Tuesday, June 02, 2009

Is he some kind of superhero?



I hate Donnie Darko.

I shouldn't. The premise is brilliant. 6-foot tall bunny tells teen that the world will end in 28 days (or thereabouts). Strange events ensue. I naively assumed that the strange events would make sense, as most movies try and make sense. Instead the bits and pieces of explanation scattered throughout the movie never coalesced into something coherent by the time of the befuddling last wave. A movie that was all potential and no payoff. Yet, there was the lingering feeling that the movie DID make sense, I just didn't know how.

Bless the internet. In my confusion, I found that absolute confusion was the reaction of basically everyone who saw the Darko the first time and that there were explanatory articles for someone in my position. It turns out the only way to really understand the movie is to read the accompanying material gathered from the DVD release, interviews with the filmmaker, etc. Everything makes sense. Everything was perfectly crafted.

I love Donnie Darko.

But I still hate Donnie Darko.

I hate that the answers to the film are not found within the film itself, but have to be explained elsewhere. So much more clarity could have been injected into the film, additional explanatory passages from the Philosophy of Time Travel, a couple of bits of mysterious dialogue from Grandma Death. I was robbed of that growing excitement you feel in a confusing movie where you feel, "Hey, I'm finally getting the super weird secret about this thing!" and your brain starts to jiggle with the information you have and you sit at the edge of your seat and you want to pause the movie and turn to whoever your watching the movie with to say, "HOLYCRAP! He's DEAD!" or something like that. Instead, the discovery was belated. It wasn't part of the movie experience.

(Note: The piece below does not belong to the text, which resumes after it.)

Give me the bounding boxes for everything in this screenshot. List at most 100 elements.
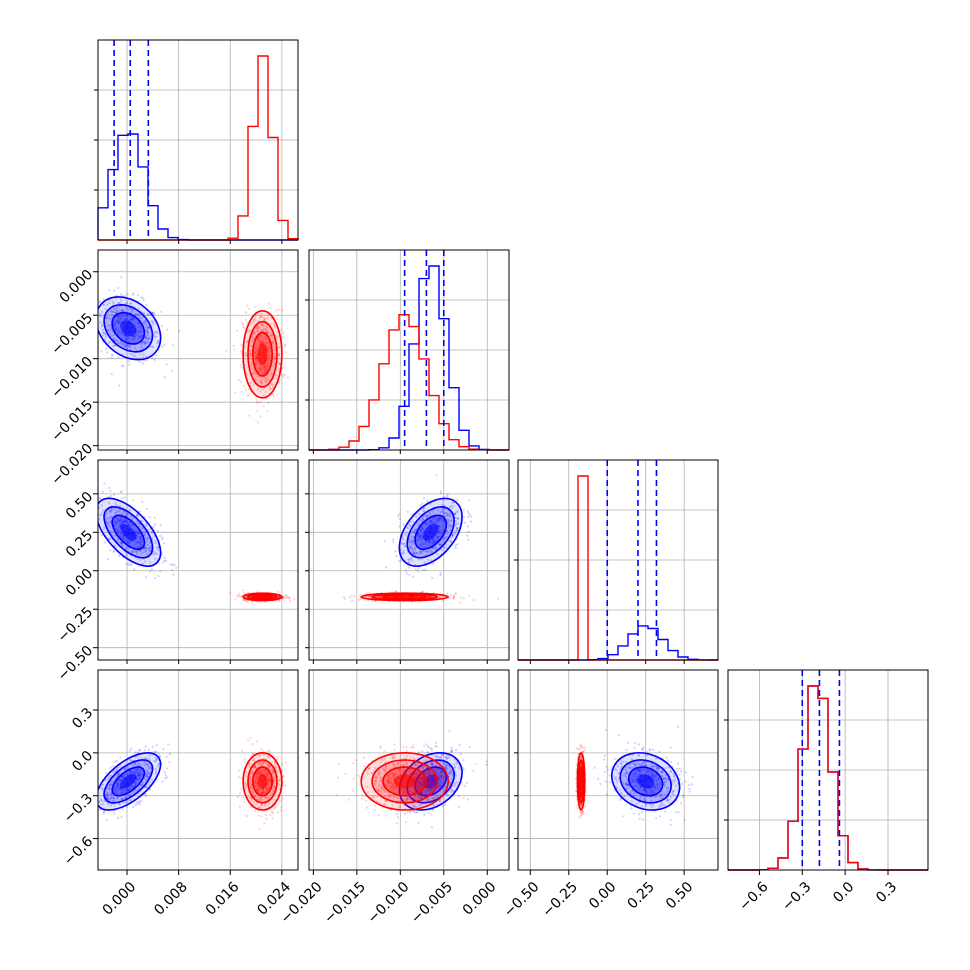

But my brain started toying around with Donnie D. "Self," said my Brain, "a number of books assume that you've read the bible. Movies assume you've seen other movies or read certain book or know of certain happenings. If you haven't, the story/joke/incident is flat. Only with context, does the event make sense. So what if Donnie Darko did it the opposite way? So what if it sent you in search of other materials to understand what you saw? Isn't that, in a way, cooler than understanding because you already had the prior knowledge? Only those who seek the additional information get the movie."

I love Donnie Darko.

(I also still hate Donnie Darko. Because the other half of my brain says, "Really, we spent that much time ruminating about a 6-foot rabbit and his prophecies of doom?" To which the first half of my brain says, "Fiver, baby. Fiver.")

3 comments:

Josh said...

Yeah, finally! I had the exact same reaction. Love/hate/love/hate. It's on love for good now, though. I'm glad you finally got a chance to watch it. We'll have to talk about it when I get back in to work.

Adrienne said...

Oh MAN! Now I can confess that I've always been intrigued by that movie, but never took the plunge. By all apparent signs, I would have HA-TED it. So thanks for helping me out before I wasted a couple hours and blew my teeny brain.

Wendy K said...

I saw it about three years ago and enjoyed it. Even though I didn't understand it, I was still entertained. That bunny guy was freaky. I also liked the music.

I don't care enough to look it up on the internet. I'm perfectly content about not understanding it. Though, it's on our Netflix list for a re-watch.